In this absolutely charming and real memoir, Jen has let her husband, an account, handle all of their finances for their entire marriage. When the power and phone get turned off, and someone comes to repossess their car, Jen has a heart to heart with her husband, where he reveals that he has not managed their money well, they owe years of back taxes which they can't pay, and their house is going into foreclosure. Jen rails against this new situation with all she can, but eventually accepts it, if not makes peace with it. The only house they can afford is an old, abandoned cabin in the mountains outside their Asheville, NC community. The landlords give them free rein to do whatever they'd like to the house and grounds, all 53 acres of beautiful mountain wilderness with a gorgeous waterfall in their front yard. It is far from ideal, however, as the house has been taken over by the wild things, and they struggle against mice, snakes, spiders, and general lack of upkeep.
In time, as Jen works through her grief and loss of her former life, and struggles to accept her new normal, they begin raising first chickens then goats.
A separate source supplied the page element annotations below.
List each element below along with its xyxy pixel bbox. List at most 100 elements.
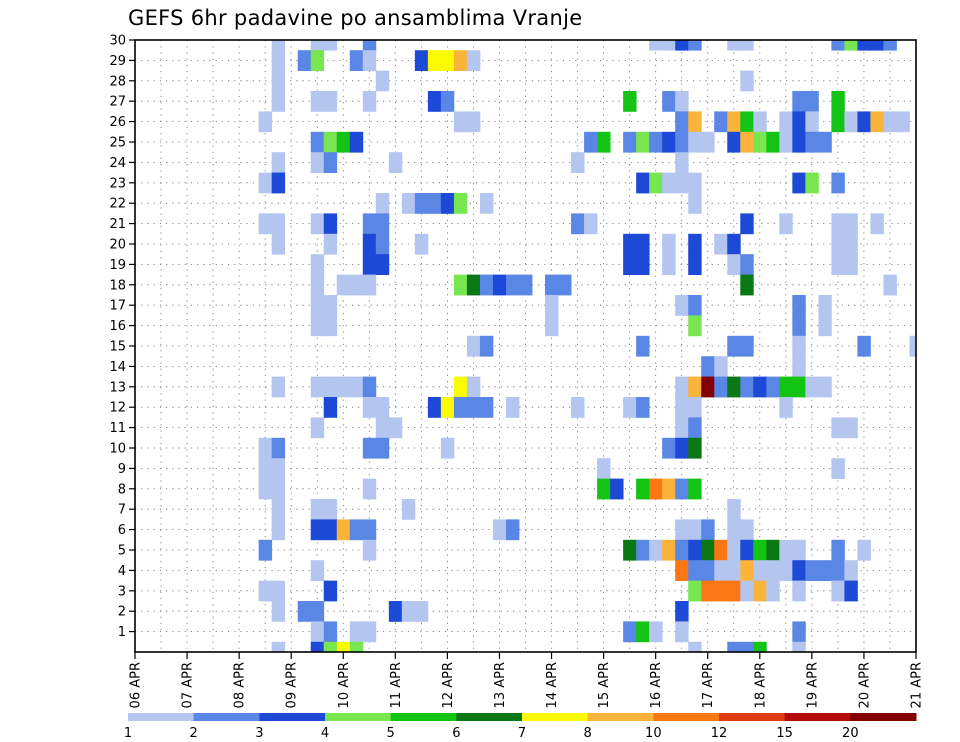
heatmap-cell <box>362 50 377 71</box>
heatmap-cell <box>662 478 676 500</box>
legend-label: 10 <box>645 726 662 741</box>
heatmap-cell <box>753 539 767 561</box>
heatmap-cell <box>336 274 351 296</box>
heatmap-cell <box>310 50 325 71</box>
heatmap-cell <box>831 254 845 275</box>
heatmap-cell <box>401 193 416 214</box>
heatmap-cell <box>675 417 689 439</box>
heatmap-cell <box>271 478 286 500</box>
heatmap-cell <box>675 376 689 398</box>
heatmap-cell <box>310 376 325 398</box>
heatmap-cell <box>349 641 364 653</box>
heatmap-cell <box>271 499 286 520</box>
legend-swatch <box>325 713 392 721</box>
heatmap-cell <box>831 172 845 194</box>
heatmap-cell <box>258 580 273 602</box>
heatmap-cell <box>271 91 286 112</box>
heatmap-cell <box>584 213 598 235</box>
x-tick-label: 08 APR <box>233 662 248 708</box>
legend-label: 2 <box>190 726 198 741</box>
x-tick-label: 12 APR <box>441 662 456 708</box>
heatmap-cell <box>753 641 767 653</box>
heatmap-cell <box>740 376 754 398</box>
heatmap-cell <box>662 437 676 459</box>
heatmap-cell <box>688 560 702 581</box>
y-tick-label: 15 <box>109 340 126 355</box>
heatmap-cell <box>662 40 676 51</box>
heatmap-cell <box>675 397 689 418</box>
heatmap-cell <box>792 315 806 337</box>
heatmap-cell <box>727 499 741 520</box>
heatmap-cell <box>362 397 377 418</box>
heatmap-cell <box>323 519 338 541</box>
legend-swatch <box>653 713 720 721</box>
heatmap-cell <box>623 233 637 255</box>
heatmap-cell <box>323 233 338 255</box>
heatmap-cell <box>466 274 481 296</box>
y-tick-label: 2 <box>118 605 126 620</box>
heatmap-cell <box>831 213 845 235</box>
heatmap-cell <box>883 111 897 133</box>
heatmap-cell <box>688 397 702 418</box>
heatmap-cell <box>831 111 845 133</box>
heatmap-cell <box>740 40 754 51</box>
heatmap-cell <box>466 335 481 357</box>
heatmap-cell <box>258 213 273 235</box>
y-tick-label: 4 <box>118 564 126 579</box>
heatmap-cell <box>636 233 650 255</box>
heatmap-cell <box>766 560 780 581</box>
heatmap-cell <box>818 376 832 398</box>
heatmap-cell <box>701 519 715 541</box>
x-tick-label: 16 APR <box>649 662 664 708</box>
heatmap-cell <box>792 172 806 194</box>
heatmap-cell <box>310 601 325 622</box>
heatmap-cell <box>701 376 715 398</box>
legend-swatch <box>587 713 654 721</box>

Growing their own food not only saves on the grocery bill, but also gives them a sense of meaning and purpose, and is in the end, the lifeline that pulls them out of their pit of despair. There are many animal husbandry adventures, and your heart sings with Jen's when the first goat kids are born on their little homestead.
I adored this book. Jen writes so frankly and doesn't shy away from sharing how hard this all was for her. She freely admits that holding onto memories of how things used to be, how they "should" be (a respectable house in town with a hot water heater, neighbors, no snakes, all that...), that it makes it hard for her to embrace her new life, and her lack of enthusiasm makes things all that much harder. I can relate to this wholeheartedly, as I well know the struggle of finding enthusiasm for a new situation when it feels like the old situation was better, but, like Jen, I have learned over the years that wishing for the past only makes the present harder. Enthusiasm for the new sub-par situation is a hard skill to master, and one I will work on until my dying day, I'm sure.
This is a great read, and I hope you'll love it to! Inspiring and gritty and heartwarming.